Dari total itu, paling banyak berada di area Jakarta, Bogor, Tangerang, dan Bekasi (Jabotabek) yaitu sejumlah 66 repeater ilegal yang mempengaruhi 275 BTS.

"Repeater ilegal banyak ditemukan di permukiman padat penduduk, seperti di kos-kosan. Hal ini berdampak pada layanan kami yaitu voice, SMS, dan Data," jelas Mustaqhfirin.


Next

Mustaqhfirin mengatakan bahwa cara menertibkan repeater adalah dengan memperkuat kualitas layanan, salah satunya dengan memberikan edukasi ke pengguna mengenai repeater melalui broadcast SMS.
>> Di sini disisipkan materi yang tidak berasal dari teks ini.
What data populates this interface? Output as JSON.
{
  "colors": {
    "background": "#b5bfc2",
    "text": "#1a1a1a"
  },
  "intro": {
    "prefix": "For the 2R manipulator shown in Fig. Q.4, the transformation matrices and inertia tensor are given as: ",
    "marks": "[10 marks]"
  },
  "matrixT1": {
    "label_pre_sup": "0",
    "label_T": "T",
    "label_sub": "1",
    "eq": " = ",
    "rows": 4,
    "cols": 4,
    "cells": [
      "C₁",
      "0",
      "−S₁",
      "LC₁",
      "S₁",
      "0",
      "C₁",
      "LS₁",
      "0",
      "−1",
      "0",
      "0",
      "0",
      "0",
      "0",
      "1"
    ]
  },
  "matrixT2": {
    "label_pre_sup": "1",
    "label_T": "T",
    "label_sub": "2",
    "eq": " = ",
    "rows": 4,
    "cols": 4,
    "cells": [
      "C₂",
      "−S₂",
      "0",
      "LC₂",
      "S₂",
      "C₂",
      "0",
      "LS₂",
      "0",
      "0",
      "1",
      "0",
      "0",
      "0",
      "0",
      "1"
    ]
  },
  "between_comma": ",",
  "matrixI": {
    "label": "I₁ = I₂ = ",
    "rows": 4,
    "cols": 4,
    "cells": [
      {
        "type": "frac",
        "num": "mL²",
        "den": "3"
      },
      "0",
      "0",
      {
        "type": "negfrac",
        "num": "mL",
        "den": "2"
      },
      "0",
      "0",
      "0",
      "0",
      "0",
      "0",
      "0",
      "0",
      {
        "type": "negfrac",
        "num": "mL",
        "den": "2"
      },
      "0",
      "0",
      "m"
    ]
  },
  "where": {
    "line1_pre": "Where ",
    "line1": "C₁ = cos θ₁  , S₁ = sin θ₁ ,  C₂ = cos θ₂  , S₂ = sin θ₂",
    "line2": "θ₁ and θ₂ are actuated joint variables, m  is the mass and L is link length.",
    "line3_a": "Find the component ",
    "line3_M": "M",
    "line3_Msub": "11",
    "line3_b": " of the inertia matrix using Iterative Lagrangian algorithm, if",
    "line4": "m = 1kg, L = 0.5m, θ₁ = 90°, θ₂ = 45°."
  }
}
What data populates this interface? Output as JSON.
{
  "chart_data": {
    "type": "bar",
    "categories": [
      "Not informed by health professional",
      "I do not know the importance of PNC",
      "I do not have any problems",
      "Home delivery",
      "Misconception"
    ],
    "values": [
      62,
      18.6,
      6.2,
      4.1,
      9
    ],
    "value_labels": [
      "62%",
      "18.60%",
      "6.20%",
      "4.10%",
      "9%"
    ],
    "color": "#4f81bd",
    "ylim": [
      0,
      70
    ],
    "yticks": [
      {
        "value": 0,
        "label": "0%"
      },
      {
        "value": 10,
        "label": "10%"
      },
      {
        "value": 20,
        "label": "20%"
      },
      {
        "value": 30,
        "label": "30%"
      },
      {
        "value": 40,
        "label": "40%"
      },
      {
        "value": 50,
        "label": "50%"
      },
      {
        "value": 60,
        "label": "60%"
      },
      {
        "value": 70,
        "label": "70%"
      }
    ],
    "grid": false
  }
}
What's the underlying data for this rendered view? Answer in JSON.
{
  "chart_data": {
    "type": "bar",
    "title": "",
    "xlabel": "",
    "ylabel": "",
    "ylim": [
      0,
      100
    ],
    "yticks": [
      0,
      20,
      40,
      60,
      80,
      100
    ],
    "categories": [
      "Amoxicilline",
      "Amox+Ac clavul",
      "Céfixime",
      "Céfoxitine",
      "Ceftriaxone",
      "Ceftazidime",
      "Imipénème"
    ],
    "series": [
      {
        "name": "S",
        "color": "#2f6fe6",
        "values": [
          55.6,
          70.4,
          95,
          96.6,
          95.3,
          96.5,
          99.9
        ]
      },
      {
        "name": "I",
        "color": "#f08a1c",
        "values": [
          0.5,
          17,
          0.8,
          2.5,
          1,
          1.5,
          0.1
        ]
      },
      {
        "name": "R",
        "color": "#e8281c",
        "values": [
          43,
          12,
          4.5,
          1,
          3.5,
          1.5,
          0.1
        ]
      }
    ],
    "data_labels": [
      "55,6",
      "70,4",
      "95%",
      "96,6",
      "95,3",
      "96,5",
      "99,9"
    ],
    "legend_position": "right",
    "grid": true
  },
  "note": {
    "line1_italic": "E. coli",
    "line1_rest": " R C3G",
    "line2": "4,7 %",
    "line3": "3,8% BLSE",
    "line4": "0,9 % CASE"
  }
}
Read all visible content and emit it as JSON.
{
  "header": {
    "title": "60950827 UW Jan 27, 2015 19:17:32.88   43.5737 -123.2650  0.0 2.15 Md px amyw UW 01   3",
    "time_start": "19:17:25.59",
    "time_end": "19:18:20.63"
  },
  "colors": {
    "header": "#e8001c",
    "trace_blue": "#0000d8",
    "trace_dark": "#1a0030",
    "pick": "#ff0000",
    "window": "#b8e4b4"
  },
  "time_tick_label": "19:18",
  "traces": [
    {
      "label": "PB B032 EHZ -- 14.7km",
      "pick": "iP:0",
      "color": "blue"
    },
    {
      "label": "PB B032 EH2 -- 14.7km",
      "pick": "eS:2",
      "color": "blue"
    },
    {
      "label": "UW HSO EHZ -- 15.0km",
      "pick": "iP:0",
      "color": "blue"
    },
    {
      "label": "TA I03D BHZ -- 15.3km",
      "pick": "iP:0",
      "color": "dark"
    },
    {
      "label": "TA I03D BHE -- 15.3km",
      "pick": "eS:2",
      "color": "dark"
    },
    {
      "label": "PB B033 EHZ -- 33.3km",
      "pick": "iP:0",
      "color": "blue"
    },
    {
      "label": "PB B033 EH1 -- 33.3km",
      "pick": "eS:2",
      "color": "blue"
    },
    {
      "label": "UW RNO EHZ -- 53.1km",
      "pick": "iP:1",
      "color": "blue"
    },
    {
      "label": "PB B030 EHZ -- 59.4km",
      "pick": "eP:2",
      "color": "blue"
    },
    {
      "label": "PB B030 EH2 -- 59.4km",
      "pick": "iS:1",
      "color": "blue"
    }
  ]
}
Agar tidak merugikan berbagai pihak, maka penggunaan repeater pun harus ditertibkan. Pemerintah selaku regulator bersama dengan pihak-pihak terkait, optimis bisa menertibkan penggunaan repeater tersebut.

Menurut Direktur Jenderal Sumber Daya Perangkat Pos dan Informatika (SDPPI) Kementerian Komunikasi dan Informatika (Kominfo), Muhammad Budi Setiawan, dibutuhkan kerjasama semua pihak untuk menertibkan dalam skala nasional.

"Agar penertiban lebih maksimal, tidak hanya dibutuhkan peran pemerintah (Kominfo), tapi juga instansi-instansi lain dan operator. Sehingga penertiban skala nasional bisa berjalan dengan baik," ungkapnya.

Pengoperasian repeater tanpa izin dikategorikan sebagai praktek melawan hukum, terkait pelanggaran beberapa ketentuan dalam UU No. 36/1999 tentang Telekomunikasi. Pertama melakukan perbuatan yang menimbulkan gangguan elektromaknetik terhadap penyelenggaraan telekomunikasi (pelanggaran Pasal 38).

Kedua diatur dalam Pasal 32 yaitu perangkat telekomunikasi yang diperdagangkan, dibuat, dirakit, dimasukkan dan atau digunakan di wilayah Negara RI tidak memperhatikan persyaratan teknis dan tidak berdasarkan izin sesuai dengan peraturan perundang-undangan yang berlaku. Ketiga, penggunaan spektrum frekuensi radio tidak memiliki izin dari pemerintah, yang merupakan pelanggaran Pasal 33 Ayat (1) dan (2).